A lot of thought shave been going through my head since the last blog, so it may be an epic Im afraid!
Is it really better to know? We are watching our loved ones die slowly. When people die unexpectedly maybe we have more of a chance of remembering their vibrance and them before.
I dont my memories of my mum to be the the last few months of vomitting, bald heads, death jokes, coughing, chemo and crying.
I have come to the conclusion that either way sudden or expected isn't good but there are positive's in knowing isnt there?
My sister is an absolute mess. She isn't taking this at all well. She seems to be also under the impression that I am coping remarkably. Am I?
I believe that we will all be a mess but all at different times. If we all collapsed together who would pick us up.
I have also seriously been doubting the existance of an afterlife and questioning a lot of things.
Those that know me, I do attend church regular and am in fact a Unitratian which allows people to explore there own spiritual needs.
What if?........................ What if the term 'eternal life' isnt literal?

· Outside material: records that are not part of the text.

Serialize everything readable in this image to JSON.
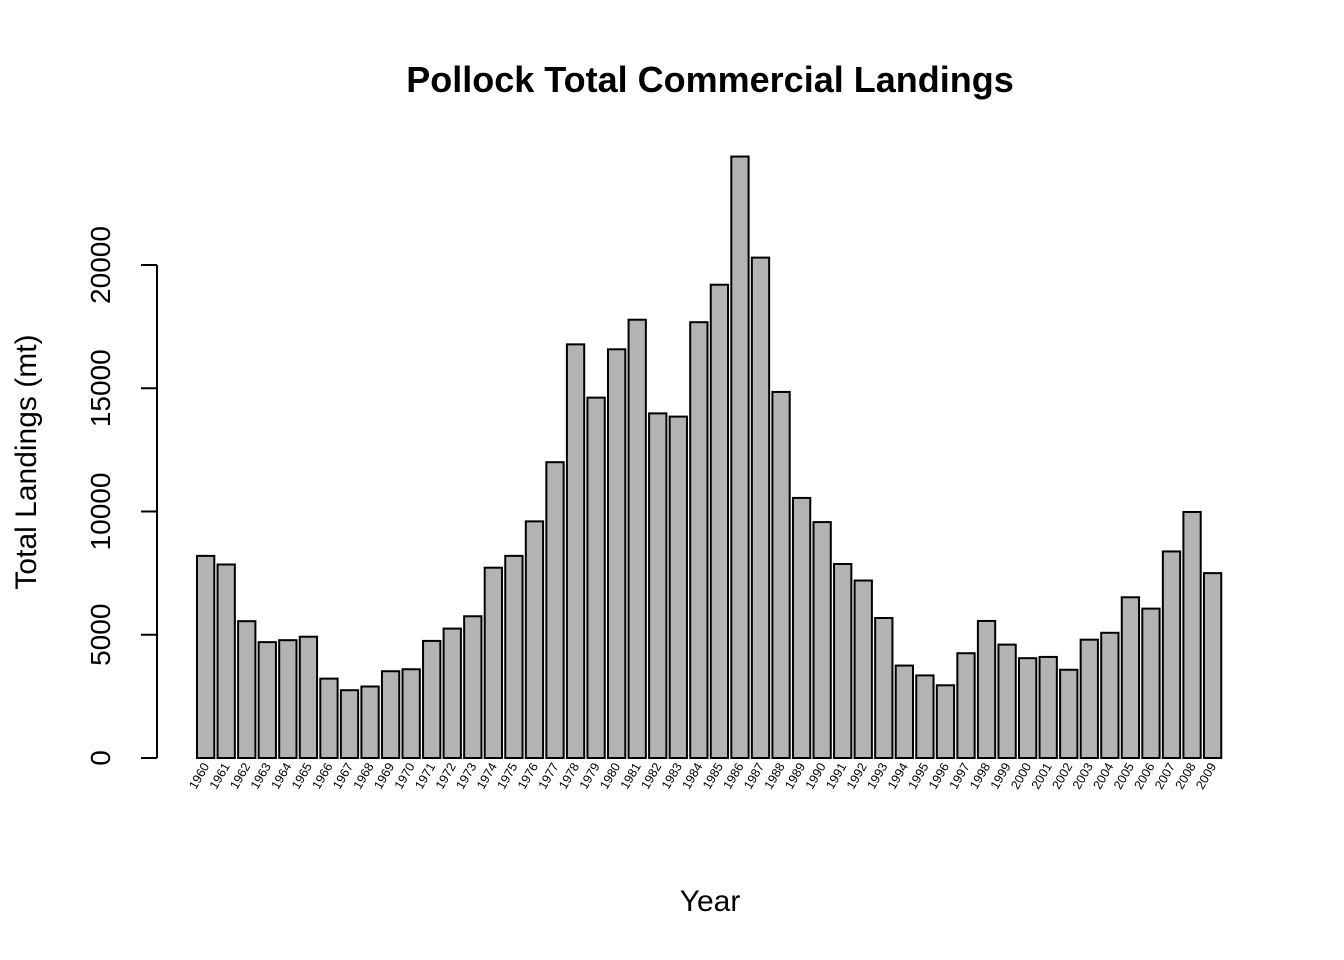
{
  "chart_data": {
    "type": "bar",
    "title": "Pollock Total Commercial Landings",
    "xlabel": "Year",
    "ylabel": "Total Landings (mt)",
    "yticks": [
      "0",
      "5000",
      "10000",
      "15000",
      "20000"
    ],
    "ylim": [
      0,
      24500
    ],
    "bar_color": "#b3b3b3",
    "grid": false,
    "categories": [
      "1960",
      "1961",
      "1962",
      "1963",
      "1964",
      "1965",
      "1966",
      "1967",
      "1968",
      "1969",
      "1970",
      "1971",
      "1972",
      "1973",
      "1974",
      "1975",
      "1976",
      "1977",
      "1978",
      "1979",
      "1980",
      "1981",
      "1982",
      "1983",
      "1984",
      "1985",
      "1986",
      "1987",
      "1988",
      "1989",
      "1990",
      "1991",
      "1992",
      "1993",
      "1994",
      "1995",
      "1996",
      "1997",
      "1998",
      "1999",
      "2000",
      "2001",
      "2002",
      "2003",
      "2004",
      "2005",
      "2006",
      "2007",
      "2008",
      "2009"
    ],
    "values": [
      8200,
      7850,
      5550,
      4700,
      4780,
      4920,
      3220,
      2750,
      2900,
      3520,
      3600,
      4750,
      5250,
      5750,
      7720,
      8200,
      9600,
      12000,
      16780,
      14620,
      16580,
      17780,
      13980,
      13850,
      17680,
      19200,
      24400,
      20300,
      14850,
      10550,
      9570,
      7870,
      7200,
      5680,
      3750,
      3350,
      2950,
      4250,
      5560,
      4600,
      4050,
      4100,
      3580,
      4800,
      5080,
      6520,
      6060,
      8380,
      9980,
      7500
    ]
  }
}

What if it means that we live on from our actions and remembered for eternity by those who knew us. Making our mark on the world so so speak.
After my dad died, my mum suddenly began to notice mannerisms, language and actions that I did that were exactly the same as Dad. He lives on through me and everyone that knew him and their memories.
As I was driving to the Doctors regarding my own health I switched on the radio, a bunch of songs came on the radio that were almost like a personal message to me. Dad's funeral music was the first, which incidently was 'You are not alone' by Michael Jackson, the next song was a song that will always be me and my sisters song, 'When will I see you again' I never realised until recently that this song was actualy number one the very day I was born. Funny how later in life it has become 'Our tune'
Made me think that there IS something, what I guess we wont know until its our turn.
I have seen mum and what is difficult is that she looks SO well!!! I have attached a photo taken on Saturday 27th November 2010. Its hard to believe that in a few weeks I wont be able to pick up the phone, call around to her house.
Saturday I seemed to be so angry and I exploded. Someone phoned me and started moaning about their Mum, about all the niggles that they had with her, how life had been so unkind because.........because..........she............she ............I .........I
In the end..... I exploded and told them the news about Mum, and even shouted down the phone at them saying they were being so selfish, they should be grateful to have a mum and I slammed the phone down.
Part of me felt really guilty, it was almost like a red mist though with me. I honestly cant remember the conversation on either part! It was completely out of charactor for me.
I have been feeling a bit guilty and self indulgant too writing this blog so I have refrained from writing for a couple of days. But this morning I read a comment to my last post and its nice to know that it is having a positive effect on some people out there too.
Today, sees the first anniversary of a friends death, When I went to see her in the funeral directors last year I was inspired to write this poem. I think that its more relevant than ever today. My thoughts are with her family today, especially her daughter.
All we are made of is flesh and blood
The human spirit isn’t easily understood
What makes us complete is our soul
Without this we are far from whole
Electric impulses animate and make us live
Our hearts that beat yet learn to forgive
Our bodies just a vessel that encases
Our deepest thoughts and inner voices
Who we are is not flesh and blood,
Miraculous as they are, we are flawed.
They are not designed to live for long
It’s our spirits that keep us strong
The love we feel and the rest inside
Cannot be reproduced, I think many have tried.
So who am I? Not this body that I own
But my laughter and smiles, I willingly show
My ability to Love, my thoughts, and my fears
The hurt and emotion, the pain and the tears,
My kindness and to try and understand
The way it makes me feel when someone takes my hand
When my vessel dies what will people say?
What will they remember, when I go away?
Will they remember my appearance, and how I look?
Will they remember my body? I think not
What do you want to be remembered for?
I would wisely guess the answer, for who you are.
For your warmth? Compassion? For bringing a smile?